In a recent essay, tech critic Evgenvy Morozov called Web3 a “territory-free map” that thrived on performativity and self-referencing: "we’ve got this beautiful map on our hands—all that’s missing is the territory it is supposed to refer to." This, combined with how many discussions of Web3 assume its inevitability, conjures vague visions of non-existent blockchain technologies  that are just waiting to be midwifed into reality by VCs, VC-backed projects, and VC-run platforms, is an ominous augur of what’s to come.

This is not to say there aren’t NFT projects out there that are interesting, or at least more rooted in reality. Gaming companies seem intent on giving so-called “play-to-earn” (P2E) gaming (which offers players a way to make money by flipping NFTs) a shot, and the proliferation of P2E games like Axie Infinity that allow individuals to exploit people in the Global South to generate profits they’ll only see a fraction of is both a more familiar and realistic endeavor than most of what fills the NFT space. Unique tokens that signal ownership of a digital good and impose artificial scarcity—something that has until now been frustratingly abundant, for DRM-happy companies—are obviously attractive and also familiar to firms, though what is good for investors is not always good for the public.
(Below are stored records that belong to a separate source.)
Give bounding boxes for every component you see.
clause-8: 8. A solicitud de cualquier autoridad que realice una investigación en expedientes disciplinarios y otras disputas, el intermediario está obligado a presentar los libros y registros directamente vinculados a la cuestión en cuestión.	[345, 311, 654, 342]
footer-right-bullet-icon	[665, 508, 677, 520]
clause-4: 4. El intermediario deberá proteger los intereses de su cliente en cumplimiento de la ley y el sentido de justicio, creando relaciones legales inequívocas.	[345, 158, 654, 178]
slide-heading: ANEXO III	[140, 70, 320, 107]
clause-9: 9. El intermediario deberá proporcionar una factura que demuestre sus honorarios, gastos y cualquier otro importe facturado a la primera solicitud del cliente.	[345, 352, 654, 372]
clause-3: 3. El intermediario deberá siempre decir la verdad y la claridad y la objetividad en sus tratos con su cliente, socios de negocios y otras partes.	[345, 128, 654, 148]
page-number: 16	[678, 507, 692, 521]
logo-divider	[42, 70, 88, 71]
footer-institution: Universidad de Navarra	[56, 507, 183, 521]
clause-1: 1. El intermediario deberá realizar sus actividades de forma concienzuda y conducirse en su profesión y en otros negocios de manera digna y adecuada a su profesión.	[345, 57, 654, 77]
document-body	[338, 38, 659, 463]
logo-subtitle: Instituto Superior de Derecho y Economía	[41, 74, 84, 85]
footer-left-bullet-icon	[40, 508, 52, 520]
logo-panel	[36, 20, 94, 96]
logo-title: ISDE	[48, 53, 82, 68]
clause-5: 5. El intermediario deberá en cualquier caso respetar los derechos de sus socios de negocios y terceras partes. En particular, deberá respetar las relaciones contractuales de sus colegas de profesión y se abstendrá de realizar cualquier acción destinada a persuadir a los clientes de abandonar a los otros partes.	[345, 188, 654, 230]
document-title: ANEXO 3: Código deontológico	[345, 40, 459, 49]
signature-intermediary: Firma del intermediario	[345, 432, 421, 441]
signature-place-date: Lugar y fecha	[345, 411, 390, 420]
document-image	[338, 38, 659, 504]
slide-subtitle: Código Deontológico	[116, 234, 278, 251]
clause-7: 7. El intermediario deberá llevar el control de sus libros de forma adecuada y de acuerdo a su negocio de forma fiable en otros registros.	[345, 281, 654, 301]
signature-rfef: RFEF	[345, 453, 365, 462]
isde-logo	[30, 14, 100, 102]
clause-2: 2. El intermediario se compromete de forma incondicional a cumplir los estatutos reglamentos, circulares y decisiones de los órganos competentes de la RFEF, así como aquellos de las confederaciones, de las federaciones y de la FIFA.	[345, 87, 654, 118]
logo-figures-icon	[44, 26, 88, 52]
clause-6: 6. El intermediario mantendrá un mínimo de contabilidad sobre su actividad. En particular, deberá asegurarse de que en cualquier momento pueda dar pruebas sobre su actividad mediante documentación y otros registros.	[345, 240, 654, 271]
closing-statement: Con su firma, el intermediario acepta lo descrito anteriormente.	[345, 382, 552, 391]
It’s also true that the current NFT ecosystem might improve. OpenSea might limit its free minting tool and cut down on the epic amounts of theft. LooksRare’s incentives might change. Hell, a new product might come around and annihilate them both. People may get wise to the Discord scammers, like how we’re all wise to the scam calls constantly blowing up our phones. All of this might just become more normal. 

But should it? As it stands, NFTs are useful primarily for pursuing enclosure: the explicit goal here is to turn every inch of our physical world―and any digital world―into a place where nearly every experience and thing is quantified, commodified, and privatized. As a secondary purpose, NFTs currently facilitate a great deal of fraud, spam, theft, plagiarism, and also allow some retail investors to join in on the gambling typically reserved for the sludge that sits atop the pool of investors. As a tertiary purpose, they confer some benefits to some creators who are lucky, wealthy, or cynical enough to take advantage of them.
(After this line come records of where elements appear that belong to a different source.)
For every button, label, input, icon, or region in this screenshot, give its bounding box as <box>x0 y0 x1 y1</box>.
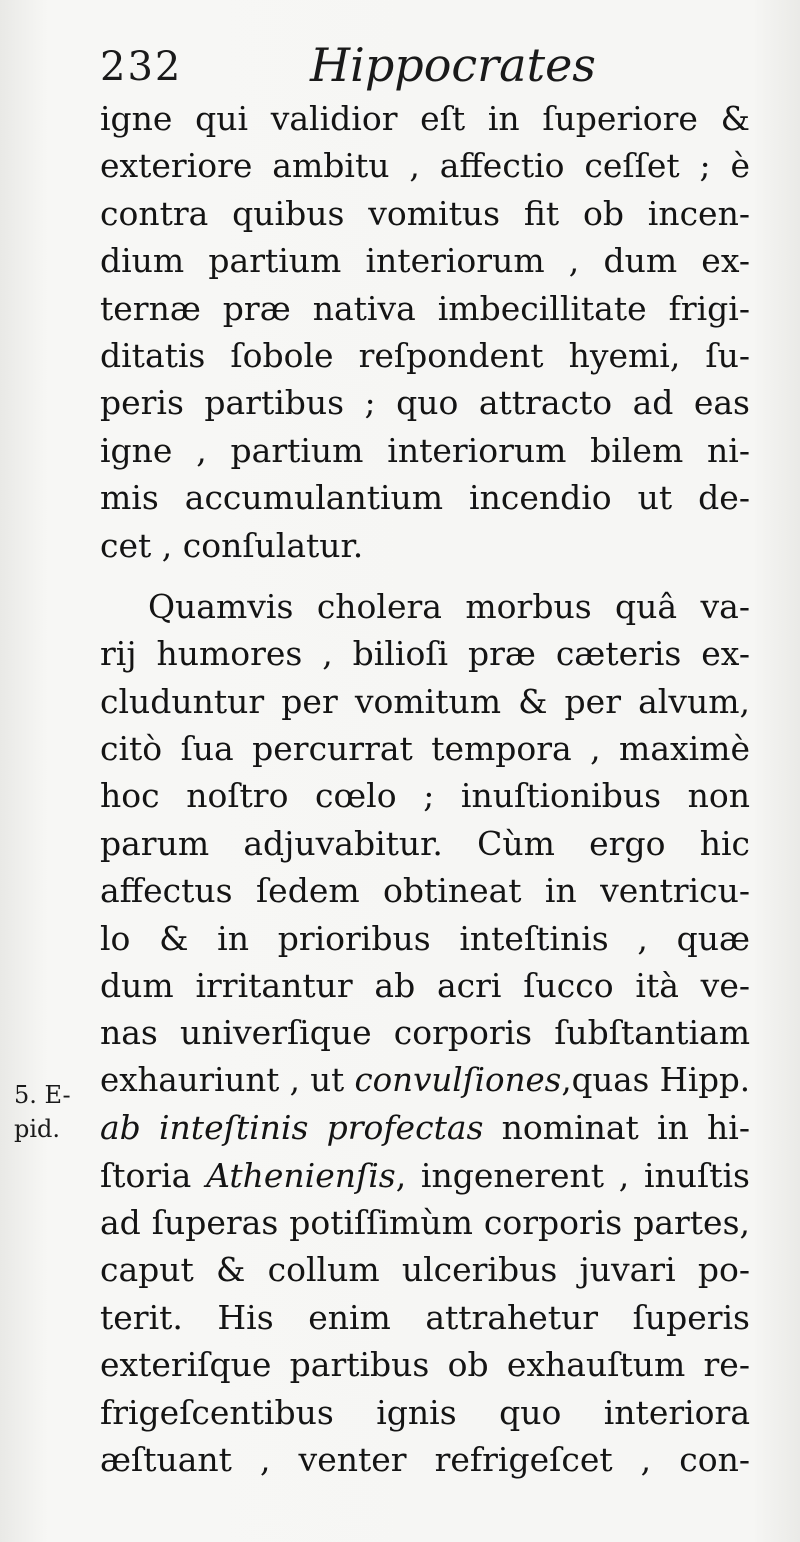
text-line <box>100 1104 750 1151</box>
text-line: terit. His enim attrahetur ſuperis <box>100 1297 750 1337</box>
text-line: igne , partium interiorum bilem ni- <box>100 430 750 470</box>
text-run: nominat in hi- <box>483 1108 750 1148</box>
text-line: dium partium interiorum , dum ex- <box>100 241 750 281</box>
page-header <box>100 38 660 98</box>
italic-term: Athenienſis <box>206 1155 396 1195</box>
text-line: ditatis ſobole reſpondent hyemi, ſu- <box>100 335 750 375</box>
text-line: igne qui validior eſt in ſuperiore & <box>100 99 750 138</box>
text-line: parum adjuvabitur. Cùm ergo hic <box>100 823 750 863</box>
text-run: exhauriunt , ut <box>100 1060 355 1099</box>
text-line: dum irritantur ab acri ſucco ità ve- <box>100 966 750 1006</box>
text-line: exteriore ambitu , affectio ceſſet ; è <box>100 146 750 186</box>
text-line: hoc noſtro cœlo ; inuſtionibus non <box>100 776 750 816</box>
italic-term: convulſiones <box>354 1060 562 1099</box>
italic-term: ab inteſtinis profectas <box>100 1108 484 1148</box>
text-line: mis accumulantium incendio ut de- <box>100 478 750 518</box>
text-run: , ingenerent , inuſtis <box>395 1155 750 1195</box>
text-line: Quamvis cholera morbus quâ va- <box>148 586 750 626</box>
text-line: contra quibus vomitus fit ob incen- <box>100 193 750 233</box>
text-line <box>100 1152 750 1199</box>
margin-note-line: 5. E- <box>14 1081 71 1109</box>
text-line <box>100 1057 750 1104</box>
text-line: ternæ præ nativa imbecillitate frigi- <box>100 288 750 328</box>
text-line: peris partibus ; quo attracto ad eas <box>100 383 750 423</box>
text-line: cluduntur per vomitum & per alvum, <box>100 681 750 721</box>
text-line: caput & collum ulceribus juvari po- <box>100 1250 750 1290</box>
page-number: 232 <box>100 44 183 90</box>
paragraph-gap <box>100 569 750 583</box>
body-text <box>100 95 750 1483</box>
text-line: lo & in prioribus inteſtinis , quæ <box>100 918 750 958</box>
text-line: rij humores , bilioſi præ cæteris ex- <box>100 634 750 674</box>
paragraph-1 <box>100 95 750 569</box>
text-line: frigeſcentibus ignis quo interiora <box>100 1392 750 1432</box>
running-head: Hippocrates <box>310 38 596 92</box>
margin-note-line: pid. <box>14 1115 61 1143</box>
text-line: nas univerſique corporis ſubſtantiam <box>100 1013 750 1053</box>
text-line: exteriſque partibus ob exhauſtum re- <box>100 1345 750 1385</box>
text-run: ,quas Hipp. <box>561 1060 751 1099</box>
text-line: affectus ſedem obtineat in ventricu- <box>100 871 750 911</box>
text-line: æſtuant , venter refrigeſcet , con- <box>100 1439 750 1479</box>
paragraph-2 <box>100 583 750 1483</box>
text-line: citò ſua percurrat tempora , maximè <box>100 729 750 769</box>
text-line: ad ſuperas potiſſimùm corporis partes, <box>100 1202 750 1242</box>
margin-note <box>14 1078 94 1146</box>
text-run: ſtoria <box>100 1155 207 1195</box>
text-line: cet , conſulatur. <box>100 525 364 565</box>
Right now, their value is locked up in a dark vision of the future that believers insist will not only inevitably exist but will turn out much better than this one. Most of these grand visions will never come to pass. And yet, if you watched the ridiculous exchange between Paris Hilton and Jimmy Fallon as they showed off their JPEGs on TV and muttered “what the fuck is this” to yourself then you must realize by now that the allure of dizzying profits far exceeds any shame or scorn cast their way. At least, until the profits stop coming.